How can you improve your testosterone levels?

If your testosterone is low, there are natural ways to increase it. First, allow ample time for sleep and recovery. The length of your recovery period depends on the intensity and duration of your workouts, so listen to your body and adjust your training regimen accordingly. Your body also needs enough good-quality sleep to repair the damage that normally occurs in training.

Second, pay attention to your diet, especially your pre-workout meals and post-workout foods. Check your InsideTracker nutrition page for foods rich in the vitamins and minerals you need for optimal performance.

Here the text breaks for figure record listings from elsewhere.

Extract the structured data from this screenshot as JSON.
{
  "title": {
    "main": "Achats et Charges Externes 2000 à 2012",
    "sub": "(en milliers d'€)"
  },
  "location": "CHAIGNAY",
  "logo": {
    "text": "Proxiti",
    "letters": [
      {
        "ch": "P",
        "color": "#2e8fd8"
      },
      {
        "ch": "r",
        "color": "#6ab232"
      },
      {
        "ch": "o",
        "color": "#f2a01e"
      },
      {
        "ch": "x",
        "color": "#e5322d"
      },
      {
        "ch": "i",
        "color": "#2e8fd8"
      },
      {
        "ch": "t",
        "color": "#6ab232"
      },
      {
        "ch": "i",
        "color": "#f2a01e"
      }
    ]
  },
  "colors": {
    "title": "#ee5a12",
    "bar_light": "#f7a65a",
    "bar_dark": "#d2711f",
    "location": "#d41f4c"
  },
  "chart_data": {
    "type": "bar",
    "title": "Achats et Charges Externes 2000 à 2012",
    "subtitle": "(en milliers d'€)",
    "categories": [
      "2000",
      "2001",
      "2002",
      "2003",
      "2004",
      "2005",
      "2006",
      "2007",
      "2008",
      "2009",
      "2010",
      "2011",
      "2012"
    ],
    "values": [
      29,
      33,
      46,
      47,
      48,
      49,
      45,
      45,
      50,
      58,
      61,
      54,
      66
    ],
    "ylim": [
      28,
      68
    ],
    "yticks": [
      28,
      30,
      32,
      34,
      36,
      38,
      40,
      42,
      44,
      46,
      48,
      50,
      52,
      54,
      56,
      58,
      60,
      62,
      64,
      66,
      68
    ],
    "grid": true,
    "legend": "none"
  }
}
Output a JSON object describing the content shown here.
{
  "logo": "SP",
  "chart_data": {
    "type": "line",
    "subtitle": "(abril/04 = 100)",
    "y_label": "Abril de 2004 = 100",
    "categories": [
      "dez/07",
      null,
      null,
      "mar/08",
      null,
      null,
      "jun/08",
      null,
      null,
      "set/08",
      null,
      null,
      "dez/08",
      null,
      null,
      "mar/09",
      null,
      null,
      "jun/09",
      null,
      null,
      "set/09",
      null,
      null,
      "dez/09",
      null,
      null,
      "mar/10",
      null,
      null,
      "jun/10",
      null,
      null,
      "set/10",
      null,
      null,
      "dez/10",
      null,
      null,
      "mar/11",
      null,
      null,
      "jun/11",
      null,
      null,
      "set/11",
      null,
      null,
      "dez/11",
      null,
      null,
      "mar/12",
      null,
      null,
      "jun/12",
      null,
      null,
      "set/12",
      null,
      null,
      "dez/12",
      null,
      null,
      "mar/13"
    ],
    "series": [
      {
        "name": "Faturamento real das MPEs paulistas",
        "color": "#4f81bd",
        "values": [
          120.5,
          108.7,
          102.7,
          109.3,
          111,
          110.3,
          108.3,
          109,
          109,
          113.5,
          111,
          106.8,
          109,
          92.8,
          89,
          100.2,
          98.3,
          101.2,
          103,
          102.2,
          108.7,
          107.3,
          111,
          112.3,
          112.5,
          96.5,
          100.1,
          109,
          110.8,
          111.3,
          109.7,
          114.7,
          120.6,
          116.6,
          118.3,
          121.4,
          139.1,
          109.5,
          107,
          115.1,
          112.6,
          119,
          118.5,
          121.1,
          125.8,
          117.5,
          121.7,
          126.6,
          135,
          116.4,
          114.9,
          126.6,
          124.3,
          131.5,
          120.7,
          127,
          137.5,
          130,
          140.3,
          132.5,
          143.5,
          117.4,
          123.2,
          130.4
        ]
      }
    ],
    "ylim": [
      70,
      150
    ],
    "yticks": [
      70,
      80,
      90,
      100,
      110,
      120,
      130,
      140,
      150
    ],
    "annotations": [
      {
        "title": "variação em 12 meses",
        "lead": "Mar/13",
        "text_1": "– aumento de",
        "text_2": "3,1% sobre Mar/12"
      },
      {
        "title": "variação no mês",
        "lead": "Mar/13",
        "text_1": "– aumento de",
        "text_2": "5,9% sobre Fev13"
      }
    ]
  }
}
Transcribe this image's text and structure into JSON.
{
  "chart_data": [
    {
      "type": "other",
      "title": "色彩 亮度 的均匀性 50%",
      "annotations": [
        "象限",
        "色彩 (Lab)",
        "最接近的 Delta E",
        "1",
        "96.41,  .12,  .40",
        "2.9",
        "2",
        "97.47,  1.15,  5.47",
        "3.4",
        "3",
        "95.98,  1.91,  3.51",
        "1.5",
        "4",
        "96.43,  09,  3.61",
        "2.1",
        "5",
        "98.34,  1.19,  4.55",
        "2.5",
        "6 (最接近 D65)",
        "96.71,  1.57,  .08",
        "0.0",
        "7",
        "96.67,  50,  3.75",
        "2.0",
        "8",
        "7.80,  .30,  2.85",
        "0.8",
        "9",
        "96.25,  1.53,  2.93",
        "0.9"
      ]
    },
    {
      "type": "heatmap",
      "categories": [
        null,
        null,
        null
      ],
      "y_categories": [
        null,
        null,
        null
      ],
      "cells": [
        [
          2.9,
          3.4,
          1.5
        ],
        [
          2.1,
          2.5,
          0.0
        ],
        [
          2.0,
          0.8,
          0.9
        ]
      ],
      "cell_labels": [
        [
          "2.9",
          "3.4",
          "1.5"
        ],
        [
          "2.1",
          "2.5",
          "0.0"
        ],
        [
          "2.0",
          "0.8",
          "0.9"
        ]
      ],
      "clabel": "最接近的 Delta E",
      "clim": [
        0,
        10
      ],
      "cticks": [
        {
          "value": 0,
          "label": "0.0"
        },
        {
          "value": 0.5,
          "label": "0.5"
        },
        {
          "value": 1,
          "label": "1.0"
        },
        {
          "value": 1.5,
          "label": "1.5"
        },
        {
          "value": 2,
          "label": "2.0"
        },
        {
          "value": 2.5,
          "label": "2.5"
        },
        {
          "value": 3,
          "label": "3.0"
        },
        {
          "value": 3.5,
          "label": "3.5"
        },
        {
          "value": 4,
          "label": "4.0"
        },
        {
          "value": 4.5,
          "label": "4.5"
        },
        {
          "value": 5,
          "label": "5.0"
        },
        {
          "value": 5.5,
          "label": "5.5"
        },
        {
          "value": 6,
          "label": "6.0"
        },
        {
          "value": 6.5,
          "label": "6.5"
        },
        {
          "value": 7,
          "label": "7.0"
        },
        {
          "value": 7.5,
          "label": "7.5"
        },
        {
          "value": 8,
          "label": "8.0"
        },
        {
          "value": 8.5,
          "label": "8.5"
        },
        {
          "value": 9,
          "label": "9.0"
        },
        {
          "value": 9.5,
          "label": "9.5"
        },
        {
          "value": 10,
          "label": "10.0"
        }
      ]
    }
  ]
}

In addition to testosterone, inflammation and creatine kinase are also indicators of over-training. One of the most valid and reliable methods for assessing muscular damage is to check for increase in blood serum levels of creatine kinase, the primary enzyme regulating the metabolism of the muscle. Creatine kinase (CK) is located  inside healthy muscle cells, so even small amounts of CK in the blood mean that the muscle cells have been damaged. This can happen through strenuous exercise, so increases in blood levels of CK are one indicator of muscular trauma. Conversely, inflammation is your body’s way of removing damaged cells. Excessive exercise with inadequate amounts of rest can increase inflammation because your body has not properly healed between workouts.